Well, there is actually a reason. One month from today we move out of this apartment to house-sit for friends before we leave Moscow entirely. The people who have come to look at the apartment have hardly looked. They stand in the living room and peer around and it dawns on me, they are going to gut the place entirely. Don't they want to look at my beautiful kitchen where I learned to love cooking? Don't they want to see our beautiful tile floors that match the tile backsplash even though they were bought at different stores, on different days, with only my memory to serve as a purchasing guide? Don't they want to see our beautiful master bath with the bamboo ceiling? How can they not love the kid's rooms with the stenciled walls and the adjoining door so they can have one huge play space with tons of room to run? We put our heart and soul into this place and it's bad enough to leave it, but to think that in a year it won't exist anymore is more than I can bear, so I stuff it all into the box labeled "Emotions: Open carefully"

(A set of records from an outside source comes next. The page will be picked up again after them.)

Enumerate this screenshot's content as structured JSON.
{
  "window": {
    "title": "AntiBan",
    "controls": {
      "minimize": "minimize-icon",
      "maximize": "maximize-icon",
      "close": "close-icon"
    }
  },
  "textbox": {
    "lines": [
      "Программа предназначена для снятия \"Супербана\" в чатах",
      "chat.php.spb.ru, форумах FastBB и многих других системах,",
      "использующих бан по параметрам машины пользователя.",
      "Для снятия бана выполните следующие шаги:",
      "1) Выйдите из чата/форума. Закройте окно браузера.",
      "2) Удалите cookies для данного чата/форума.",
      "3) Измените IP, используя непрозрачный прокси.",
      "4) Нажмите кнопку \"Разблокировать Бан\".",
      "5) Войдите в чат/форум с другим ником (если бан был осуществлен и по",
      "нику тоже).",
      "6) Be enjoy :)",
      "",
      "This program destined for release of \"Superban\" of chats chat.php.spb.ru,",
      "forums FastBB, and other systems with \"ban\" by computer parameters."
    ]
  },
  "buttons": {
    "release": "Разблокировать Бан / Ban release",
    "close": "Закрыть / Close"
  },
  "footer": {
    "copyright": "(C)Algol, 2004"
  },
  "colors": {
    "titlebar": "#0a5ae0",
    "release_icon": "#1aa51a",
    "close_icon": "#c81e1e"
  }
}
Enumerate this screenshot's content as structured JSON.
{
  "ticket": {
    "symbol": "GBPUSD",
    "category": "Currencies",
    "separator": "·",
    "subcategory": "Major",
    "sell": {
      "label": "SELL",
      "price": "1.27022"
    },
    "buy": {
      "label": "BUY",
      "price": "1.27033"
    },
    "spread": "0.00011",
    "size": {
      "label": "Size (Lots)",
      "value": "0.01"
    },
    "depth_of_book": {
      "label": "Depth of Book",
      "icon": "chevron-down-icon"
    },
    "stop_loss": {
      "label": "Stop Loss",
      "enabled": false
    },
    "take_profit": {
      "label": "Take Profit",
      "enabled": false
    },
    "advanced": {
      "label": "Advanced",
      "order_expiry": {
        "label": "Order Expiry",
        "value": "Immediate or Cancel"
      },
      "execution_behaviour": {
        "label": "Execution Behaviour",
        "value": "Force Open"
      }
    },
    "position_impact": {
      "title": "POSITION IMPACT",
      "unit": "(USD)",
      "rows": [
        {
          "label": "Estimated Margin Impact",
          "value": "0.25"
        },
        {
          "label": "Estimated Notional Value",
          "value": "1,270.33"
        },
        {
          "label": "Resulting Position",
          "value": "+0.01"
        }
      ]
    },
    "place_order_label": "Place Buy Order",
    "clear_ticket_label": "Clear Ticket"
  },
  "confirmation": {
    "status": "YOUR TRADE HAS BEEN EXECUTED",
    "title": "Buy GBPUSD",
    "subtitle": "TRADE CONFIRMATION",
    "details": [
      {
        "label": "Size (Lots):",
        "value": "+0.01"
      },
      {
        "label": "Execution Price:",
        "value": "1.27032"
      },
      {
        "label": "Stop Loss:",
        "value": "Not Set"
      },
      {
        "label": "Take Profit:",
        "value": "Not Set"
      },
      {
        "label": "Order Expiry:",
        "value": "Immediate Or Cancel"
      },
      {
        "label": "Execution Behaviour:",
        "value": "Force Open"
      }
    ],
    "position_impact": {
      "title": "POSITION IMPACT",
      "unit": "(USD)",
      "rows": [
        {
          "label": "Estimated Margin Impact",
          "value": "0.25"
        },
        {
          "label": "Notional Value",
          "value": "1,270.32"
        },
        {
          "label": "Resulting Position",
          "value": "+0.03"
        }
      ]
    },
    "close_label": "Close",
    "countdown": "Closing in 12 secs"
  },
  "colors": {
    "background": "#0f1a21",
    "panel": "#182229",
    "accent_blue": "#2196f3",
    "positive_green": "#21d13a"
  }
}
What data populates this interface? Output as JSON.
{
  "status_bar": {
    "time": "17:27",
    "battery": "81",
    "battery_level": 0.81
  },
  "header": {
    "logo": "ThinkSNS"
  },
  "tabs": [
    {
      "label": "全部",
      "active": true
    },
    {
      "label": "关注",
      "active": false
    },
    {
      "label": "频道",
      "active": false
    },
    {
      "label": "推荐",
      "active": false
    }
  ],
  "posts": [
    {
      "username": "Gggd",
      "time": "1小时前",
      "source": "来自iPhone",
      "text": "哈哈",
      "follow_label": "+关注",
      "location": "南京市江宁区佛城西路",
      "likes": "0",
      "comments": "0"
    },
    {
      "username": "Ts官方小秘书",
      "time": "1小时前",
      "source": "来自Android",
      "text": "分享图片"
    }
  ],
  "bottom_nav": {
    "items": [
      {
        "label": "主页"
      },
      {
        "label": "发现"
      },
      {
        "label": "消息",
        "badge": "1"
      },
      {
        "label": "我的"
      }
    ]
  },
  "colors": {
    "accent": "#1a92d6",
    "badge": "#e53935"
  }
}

And that's just the apartment. I can't even write about the friends, yet. Christopher is also a total wreck. He came home from a good-bye picnic in tears about saying good-bye to his friend, Victor. He'll still see Victor at school and scouts and we will be sure to get some fun time together as well, but for Christopher, the saying good-bye is feeling very tangible now. He hasn't stuffed his emotions in a box and so I find myself consoling him, which means consoling myself, as well. As we snuggled on the couch we talked about the pain of saying good-bye and how it's good that it hurts. If it didn't hurt, it would mean that our time in Moscow hasn't meant very much at all. Wouldn't it be pathetic if we left without any twinges of sadness at all? Life here has been good and so we embrace those tears with great gratitude. It's all part of the package and what a wonderful package it has been.